In an opinion filed June 18 in the case of Lambries v. Saluda County Council, the Supreme Court of South Carolina ruled that a public body is not constrained by the FOIA from adding items to the agenda of meetings and discussing and acting upon those items without prior notice to the public.
In reaching its decision the Supreme Court did not discuss language in the FOIA requiring public bodies to give notice to local news media and person or organizations who have requested notice of all public meetings.
This notice is to include “the times, dates, places, and agenda of all public meetings, whether scheduled, rescheduled, or called….”
The court relied instead on a provision requiring notice of meetings at the beginning of each calendar year, and the posting of an agenda, “if any, for regularly scheduled meetings….”
The Saluda County Council was supported in its appeal to the Supreme Court by the South Carolina Association of Counties and the Municipal Association of South Carolina. The surprise is that the School Boards Association wasn’t also in the mix. As noted in the Court’s opinion, the Association of Counties and the Municipal Association “extensively argued” that a prohibition against adding items to a meeting agenda would be “inconvenient.”
I used to joke that Charleston City Council would post an innocuous agenda signifying no controversial topics for action and then at the meeting would vote to add “annexation of Savannah” to avoid any opponents of such discussion from appearing. Of course local government officials always seem to believe that opposition to their schemes is inconvenient.
As a policy matter, convenience should never outweigh the public’s ability to learn in advance of the actions contemplated by public bodies.
After all, the Supreme Court has said in several opinions that the purpose of the FOIA is to prevent secret government activity. To me adding an item for discussion or action when no one is in attendance at a meeting interested in that topic because there was no advance notice of the topic is the equivalent of secret activity even if the meeting is open.
I don’t know if Lambries will seek a rehearing to raise the issue of agenda being required in the notice given to local news media and others requesting notice, but even a favorable ruling on that point may be futile if there is no constraint on amending an agenda to add items without advance notice.
City and county councils and school boards are authorized to set their own rules and order of business.
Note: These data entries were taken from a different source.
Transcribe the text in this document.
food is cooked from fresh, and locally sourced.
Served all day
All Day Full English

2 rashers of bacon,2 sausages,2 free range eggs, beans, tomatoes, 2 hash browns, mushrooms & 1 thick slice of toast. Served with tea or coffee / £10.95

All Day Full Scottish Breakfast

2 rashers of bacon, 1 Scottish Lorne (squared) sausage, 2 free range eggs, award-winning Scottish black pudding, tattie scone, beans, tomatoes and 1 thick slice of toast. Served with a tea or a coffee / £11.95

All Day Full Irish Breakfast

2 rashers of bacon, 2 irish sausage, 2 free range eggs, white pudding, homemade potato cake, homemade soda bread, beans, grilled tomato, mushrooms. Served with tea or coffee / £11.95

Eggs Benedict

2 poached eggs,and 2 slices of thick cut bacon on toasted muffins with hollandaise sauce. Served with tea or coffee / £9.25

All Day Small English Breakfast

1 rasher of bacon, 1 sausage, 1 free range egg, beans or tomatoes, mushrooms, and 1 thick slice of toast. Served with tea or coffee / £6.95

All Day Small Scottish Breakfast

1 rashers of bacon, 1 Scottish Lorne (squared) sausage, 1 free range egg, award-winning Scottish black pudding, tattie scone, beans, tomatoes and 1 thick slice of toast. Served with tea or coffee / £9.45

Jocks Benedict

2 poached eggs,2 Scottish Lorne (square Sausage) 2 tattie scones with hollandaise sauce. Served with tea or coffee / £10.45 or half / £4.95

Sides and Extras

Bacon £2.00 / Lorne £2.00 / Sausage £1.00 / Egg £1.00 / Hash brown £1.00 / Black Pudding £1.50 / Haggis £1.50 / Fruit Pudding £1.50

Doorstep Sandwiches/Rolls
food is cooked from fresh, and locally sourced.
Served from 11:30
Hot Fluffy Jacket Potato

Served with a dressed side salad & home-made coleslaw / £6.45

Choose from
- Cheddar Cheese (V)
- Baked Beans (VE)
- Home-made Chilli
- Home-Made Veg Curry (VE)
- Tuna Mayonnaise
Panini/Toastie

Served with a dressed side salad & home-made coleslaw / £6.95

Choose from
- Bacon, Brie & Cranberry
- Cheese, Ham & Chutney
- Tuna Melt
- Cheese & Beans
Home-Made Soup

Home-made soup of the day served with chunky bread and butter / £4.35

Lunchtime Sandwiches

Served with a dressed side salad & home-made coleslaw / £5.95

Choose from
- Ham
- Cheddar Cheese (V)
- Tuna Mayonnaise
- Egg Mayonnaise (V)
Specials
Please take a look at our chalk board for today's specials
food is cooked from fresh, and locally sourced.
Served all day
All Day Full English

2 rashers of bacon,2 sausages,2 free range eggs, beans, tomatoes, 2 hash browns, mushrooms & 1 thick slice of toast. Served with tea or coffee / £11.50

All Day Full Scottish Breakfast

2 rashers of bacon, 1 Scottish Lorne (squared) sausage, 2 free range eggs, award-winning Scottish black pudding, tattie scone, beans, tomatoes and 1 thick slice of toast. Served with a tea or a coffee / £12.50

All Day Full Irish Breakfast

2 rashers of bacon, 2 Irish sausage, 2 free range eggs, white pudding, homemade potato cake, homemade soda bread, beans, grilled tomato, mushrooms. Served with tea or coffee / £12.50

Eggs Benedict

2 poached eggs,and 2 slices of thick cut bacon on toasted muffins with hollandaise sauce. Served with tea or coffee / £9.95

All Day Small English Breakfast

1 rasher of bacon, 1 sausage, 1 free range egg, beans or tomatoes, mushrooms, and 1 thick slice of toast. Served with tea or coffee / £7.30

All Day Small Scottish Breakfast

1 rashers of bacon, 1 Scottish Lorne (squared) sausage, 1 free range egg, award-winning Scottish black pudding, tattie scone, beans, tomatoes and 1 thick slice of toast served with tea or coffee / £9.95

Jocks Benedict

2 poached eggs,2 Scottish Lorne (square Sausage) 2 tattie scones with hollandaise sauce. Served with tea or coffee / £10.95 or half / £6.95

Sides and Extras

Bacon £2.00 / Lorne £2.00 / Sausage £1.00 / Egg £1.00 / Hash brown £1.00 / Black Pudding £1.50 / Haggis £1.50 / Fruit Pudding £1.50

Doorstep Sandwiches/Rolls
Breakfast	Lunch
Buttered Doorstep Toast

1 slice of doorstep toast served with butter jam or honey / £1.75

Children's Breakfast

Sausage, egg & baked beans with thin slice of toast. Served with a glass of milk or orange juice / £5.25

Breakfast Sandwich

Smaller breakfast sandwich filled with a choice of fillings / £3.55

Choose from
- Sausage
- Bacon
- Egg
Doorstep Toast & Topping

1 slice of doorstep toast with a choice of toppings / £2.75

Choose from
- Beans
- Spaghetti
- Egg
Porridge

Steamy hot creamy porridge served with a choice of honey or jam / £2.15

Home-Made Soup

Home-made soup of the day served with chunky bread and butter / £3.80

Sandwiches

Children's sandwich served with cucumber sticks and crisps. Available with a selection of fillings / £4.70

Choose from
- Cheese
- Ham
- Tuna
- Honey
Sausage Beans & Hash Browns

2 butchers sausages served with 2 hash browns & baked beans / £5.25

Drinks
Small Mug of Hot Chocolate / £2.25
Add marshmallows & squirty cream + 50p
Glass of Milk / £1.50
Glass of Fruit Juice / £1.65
These government bodies should be encouraged to adopt rules to preclude the amendment of an agenda to add an item for discussion or action without at least 24-hour advance notice.
One holding public office should have the courage to act when the public has notice of the contemplated action.
The job of the Supreme Court is to interpret the law, not write it, and that Court has consistently interpreted the law in favor of access to meetings and records. While I would have liked the opinion to have come out the other way, our recourse is legislative.
All groups, including the S.C. Press Association, that believe in open government should have as a top priority in the 2015 legislative session the enactment of a constraint on adding items to meeting agenda.
Of course opposition will come from those who find doing the public’s business in public an inconvenience.